Die Entwicklungsländer klagen zunehmend über die Berichterstattungslasten, die ihnen Geber auferlegen. Diese Kritik richtet sich nicht speziell an GAVI, muss aber ernst genommen werden. GAVI ist daran gelegen, in Zusammenarbeit mit anderen Gebern Mittel zu bündeln, um kohärente nationale Politik zu unterstützen. Dies geschieht zum Beispiel in Ruanda und Nepal. GAVI möchte keine Parallelstrukturen schaffen. Es kommt darauf an, Transaktionskosten zu senken und die politische Eigenverantwortung der Entwicklungsländer zu stärken.
Als schwierig erweist sich PBFA weiterhin in Ländern mit fragiler Staatlichkeit sowie in sehr armen oder besonders bevölkerungsreichen Ländern, wo die logistischen Herausforderungen groß sind.

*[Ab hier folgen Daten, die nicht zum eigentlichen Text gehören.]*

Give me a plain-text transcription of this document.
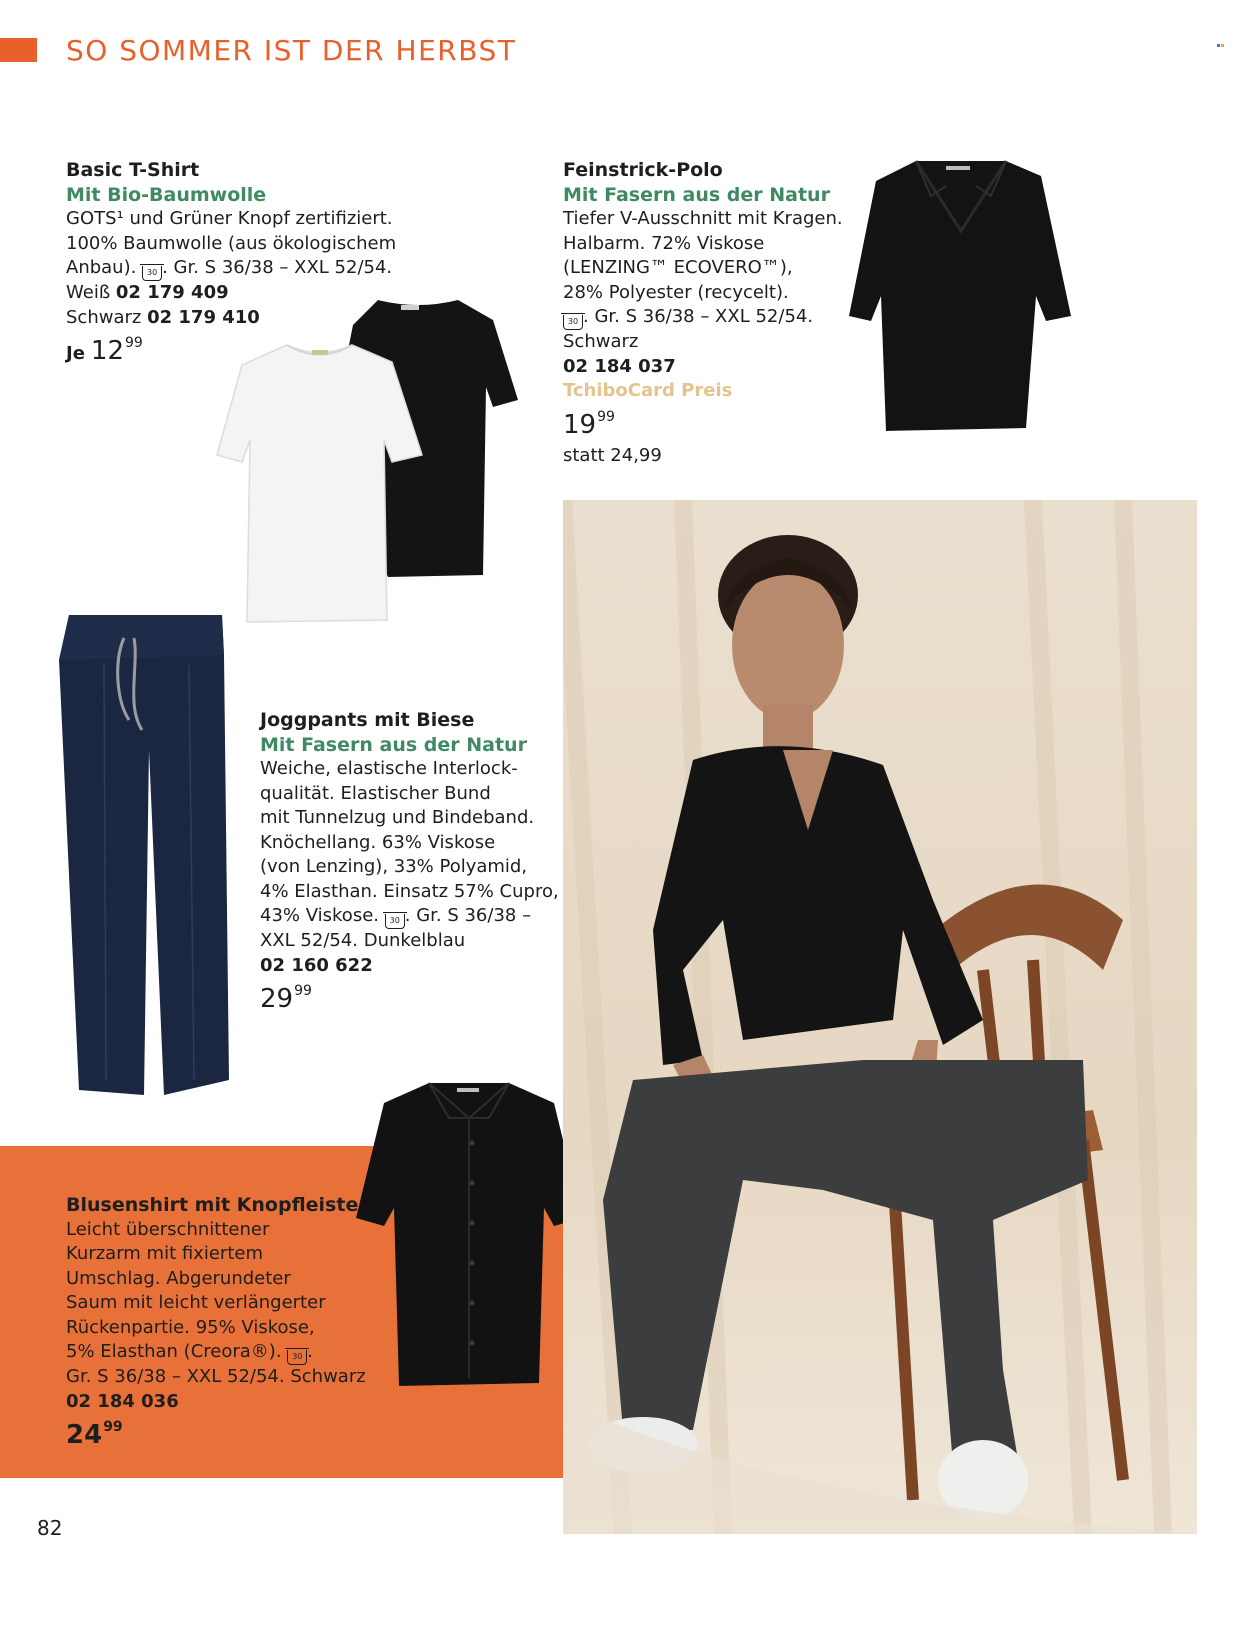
SO SOMMER IST DER HERBST
Basic T-Shirt
Mit Bio-Baumwolle
GOTS¹ und Grüner Knopf zertifiziert.
100% Baumwolle (aus ökologischem
Anbau). 30 . Gr. S 36/38 – XXL 52/54.
Weiß 02 179 409
Schwarz 02 179 410
Je $12^{99}$
Feinstrick-Polo
Mit Fasern aus der Natur
Tiefer V-Ausschnitt mit Kragen.
Halbarm. 72% Viskose
(LENZING™ ECOVERO™),
28% Polyester (recycelt).
30 . Gr. S 36/38 – XXL 52/54.
Schwarz
02 184 037
TchiboCard Preis
$19^{99}$
statt 24,99
Joggpants mit Biese
Mit Fasern aus der Natur
Weiche, elastische Interlock-
qualität. Elastischer Bund
mit Tunnelzug und Bindeband.
Knöchellang. 63% Viskose
(von Lenzing), 33% Polyamid,
4% Elasthan. Einsatz 57% Cupro,
43% Viskose. 30 . Gr. S 36/38 –
XXL 52/54. Dunkelblau
02 160 622
$29^{99}$
Blusenshirt mit Knopfleiste
Leicht überschnittener
Kurzarm mit fixiertem
Umschlag. Abgerundeter
Saum mit leicht verlängerter
Rückenpartie. 95% Viskose,
5% Elasthan (Creora®). 30 .
Gr. S 36/38 – XXL 52/54. Schwarz
02 184 036
$24^{99}$
82
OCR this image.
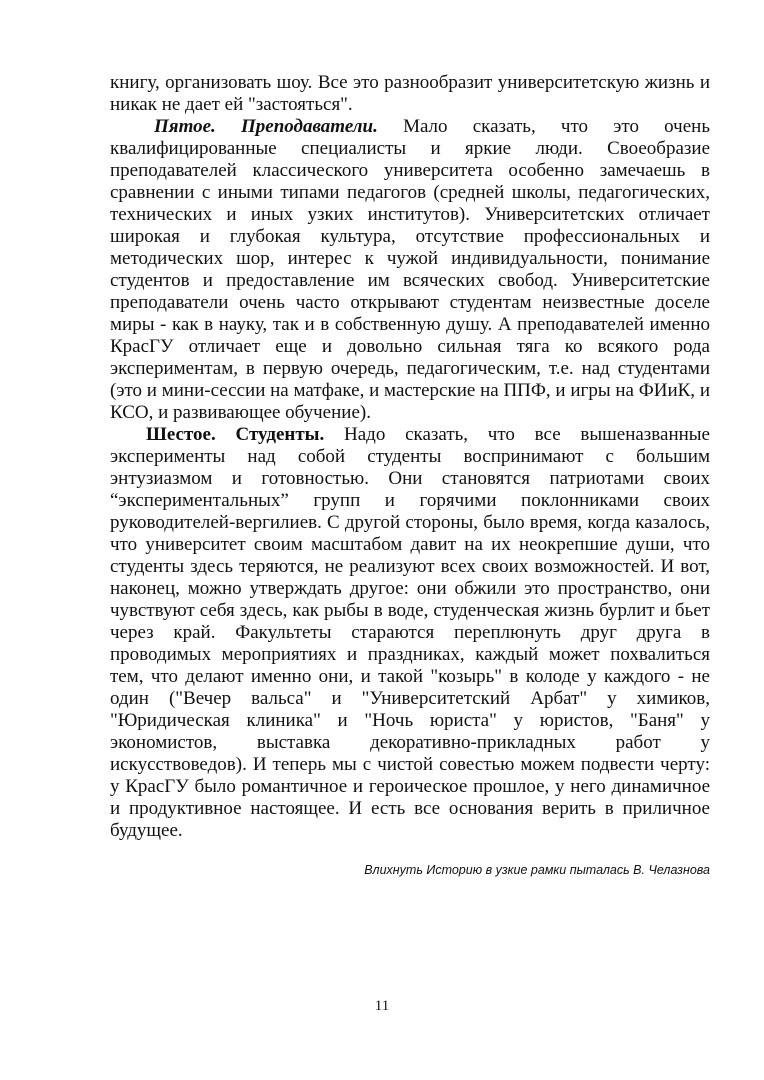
книгу, организовать шоу. Все это разнообразит университетскую жизнь и никак не дает ей "застояться".

Пятое. Преподаватели. Мало сказать, что это очень квалифицированные специалисты и яркие люди. Своеобразие преподавателей классического университета особенно замечаешь в сравнении с иными типами педагогов (средней школы, педагогических, технических и иных узких институтов). Университетских отличает широкая и глубокая культура, отсутствие профессиональных и методических шор, интерес к чужой индивидуальности, понимание студентов и предоставление им всяческих свобод. Университетские преподаватели очень часто открывают студентам неизвестные доселе миры - как в науку, так и в собственную душу. А преподавателей именно КрасГУ отличает еще и довольно сильная тяга ко всякого рода экспериментам, в первую очередь, педагогическим, т.е. над студентами (это и мини-сессии на матфаке, и мастерские на ППФ, и игры на ФИиК, и КСО, и развивающее обучение).

Шестое. Студенты. Надо сказать, что все вышеназванные эксперименты над собой студенты воспринимают с большим энтузиазмом и готовностью. Они становятся патриотами своих “экспериментальных” групп и горячими поклонниками своих руководителей-вергилиев. С другой стороны, было время, когда казалось, что университет своим масштабом давит на их неокрепшие души, что студенты здесь теряются, не реализуют всех своих возможностей. И вот, наконец, можно утверждать другое: они обжили это пространство, они чувствуют себя здесь, как рыбы в воде, студенческая жизнь бурлит и бьет через край. Факультеты стараются переплюнуть друг друга в проводимых мероприятиях и праздниках, каждый может похвалиться тем, что делают именно они, и такой "козырь" в колоде у каждого - не один ("Вечер вальса" и "Университетский Арбат" у химиков, "Юридическая клиника" и "Ночь юриста" у юристов, "Баня" у экономистов, выставка декоративно-прикладных работ у искусствоведов). И теперь мы с чистой совестью можем подвести черту: у КрасГУ было романтичное и героическое прошлое, у него динамичное и продуктивное настоящее. И есть все основания верить в приличное будущее.

Влихнуть Историю в узкие рамки пыталась В. Челазнова
11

GAVI kann zweifelsohne Erfolge in schwierigen Ländern wie Afghanistan oder Somalia vorweisen. In Zusammenarbeit mit der WHO und UNICEF startete GAVI ergebnisabhängige Finanzierung in Afghanistan bereits 2001. Die DTP3-Impfrate wurde bis zum Jahr 2010 auf 66 Prozent verdoppelt. Mit der Hilfe lokaler zivilgesellschaftlicher Organisationen hat Afghanistan auch neue und effizientere Impfstoffe eingeführt und somit jedes Jahr Zehntausende Menschenleben gerettet.
Dennoch zeigt eine Evaluierung, dass Konflikt- und Post-Konflikt-Länder zumeist weniger als andere von PBFA profitieren. GAVI kümmert sich systematisch um die Weiterentwicklung des Ansatzes, um den effektivsten und besten Weg zu finden, um Länder entsprechend ihrer spezifischen Bedürfnisse und Gegebenheiten zu unterstützen. Die Impfraten – und Präventionsmaßnahmen zum Schutz vor Krankheiten generell – sind dort in der Regel gering.
Trotz dieser Herausforderungen ist GAVI optimistisch: Die Immunisierungsprogramme in vielen Ländern haben zu der Senkung der Kindersterblichkeit von mehr als 12 Millionen Todesfällen im Jahr 1990 auf etwa 7,6 Millionen in 2010 beigetragen. GAVI hat eine innovative ergebnisabhängige Finanzierung eingeführt, die zu dem starken Rückgang der Kindersterblichkeit weltweit erheblich beiträgt.